L'équitation et la grossesse : Un guide pour les futures mamans
Il est souvent admis que la pratique équestre n'est pas prohibée pour les femmes enceintes en parfaite santé, mais des conditions spécifiques et des restrictions doivent être observées. Ce sujet, éclairé par des spécialistes, est essentiel pour assurer la sécurité de la mère et de l'enfant.
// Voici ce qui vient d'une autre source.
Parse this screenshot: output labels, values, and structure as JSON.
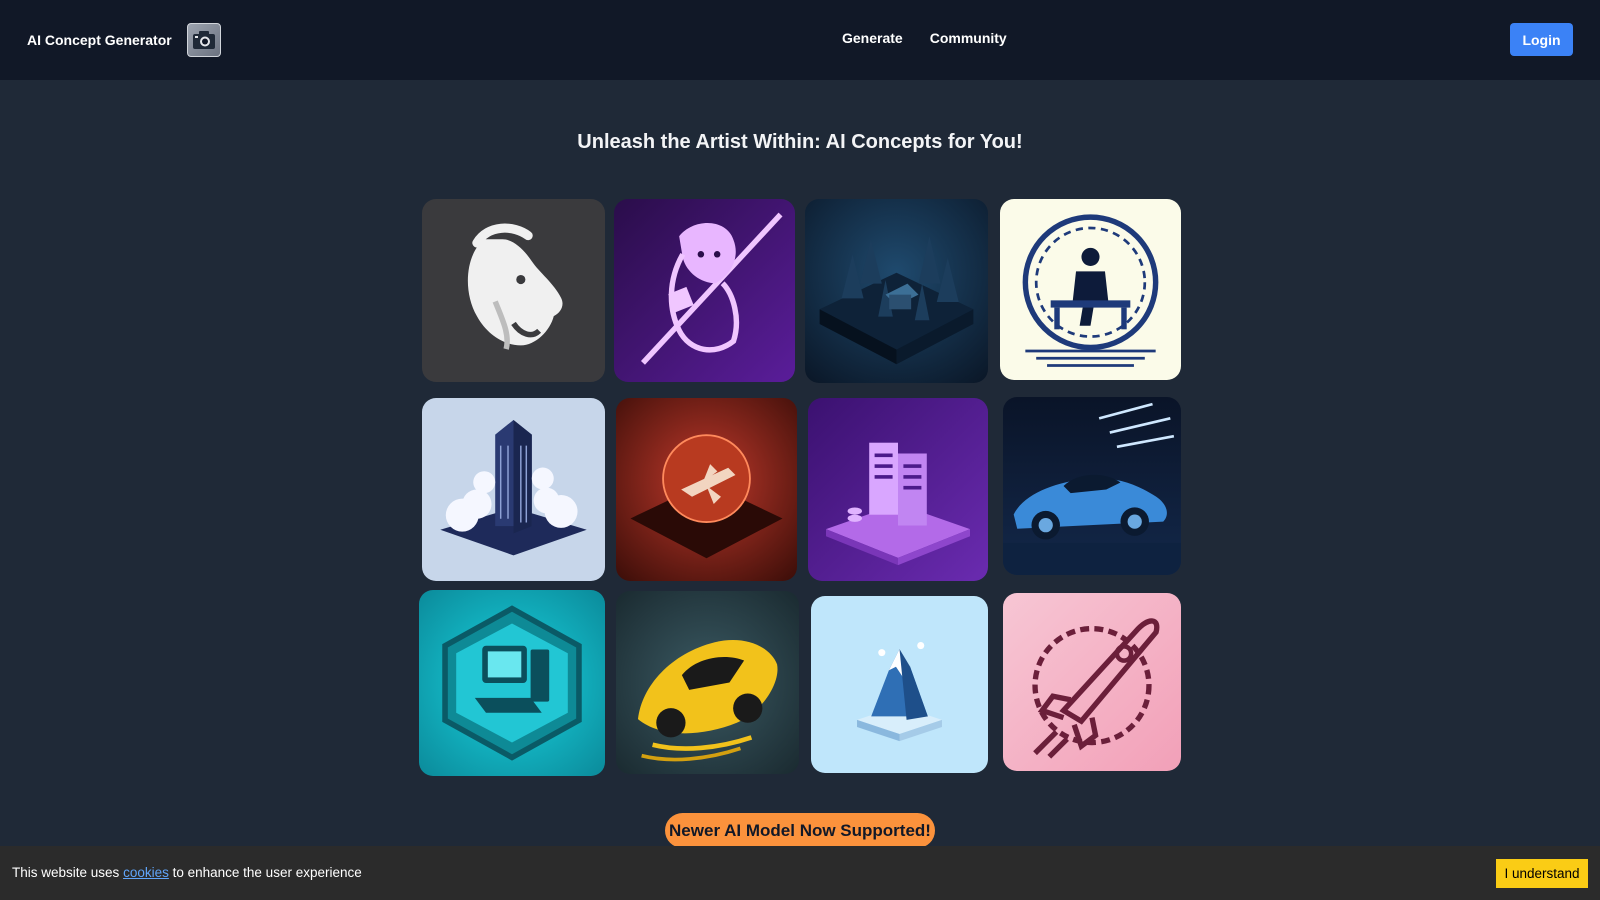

Les expertes consultées mettent en avant l'importance de la prudence et de l'écoute de son corps. Il est fortement déconseillé de débuter l'équitation pendant la grossesse si l'on n'est pas déjà une cavalière expérimentée. Pour celles qui pratiquent régulièrement, il est généralement possible de continuer jusqu'au quatrième ou cinquième mois de grossesse. Au-delà, les changements physiologiques, tels que la modification du centre de gravité et l'inconfort croissant, augmentent les risques de chutes et de douleurs sciatiques. Cependant, le fœtus reste protégé par le liquide amniotique. Le port d'un soutien-gorge de sport est recommandé pour le confort, tandis que la ceinture de grossesse n'est pas indispensable pour les cavalières en bonne forme physique. L'activité doit rester un loisir, privilégiant le pas ou le trot léger, pour une durée modérée, afin de bénéficier de ses effets relaxants et de ses bienfaits physiques sans excès. Plusieurs contre-indications médicales imposent l'arrêt immédiat de l'équitation, notamment les antécédents de fausses couches, l'insuffisance cervicale, les grossesses à risque, la prééclampsie ou les menaces d'accouchement prématuré. En outre, toute apparition de saignements, de douleurs pelviennes ou de contractions doit entraîner l'arrêt de la pratique. Les à-coups sur la selle peuvent également fragiliser le périnée et provoquer des fuites urinaires.
La reprise de l'équitation après l'accouchement doit être progressive et attentive aux signaux du corps. La rééducation périnéale est une étape incontournable et doit être complète avant de remonter à cheval, souvent complétée par une rééducation abdominale pour minimiser les risques de fuites urinaires et de prolapsus. Cela signifie que la reprise de l'équitation n'est généralement pas conseillée avant cinq mois post-accouchement. En cas de césarienne, un avis médical est nécessaire et une attente d'au moins trois mois est recommandée. La réadaptation à l'activité physique doit se faire en douceur, en augmentant progressivement la durée et l'intensité, afin de renouer en toute sécurité avec cette passion et de renforcer le lien avec son cheval.
L'équitation, pratiquée avec discernement et en respectant les étapes clés de la grossesse et de la période post-partum, peut enrichir la vie des futures et jeunes mamans, en leur offrant un espace de bien-être physique et mental, essentiel pour affronter les défis de la maternité avec force et sérénité. Elle symbolise une connexion profonde avec la nature et l'animal, source de joie et d'équilibre.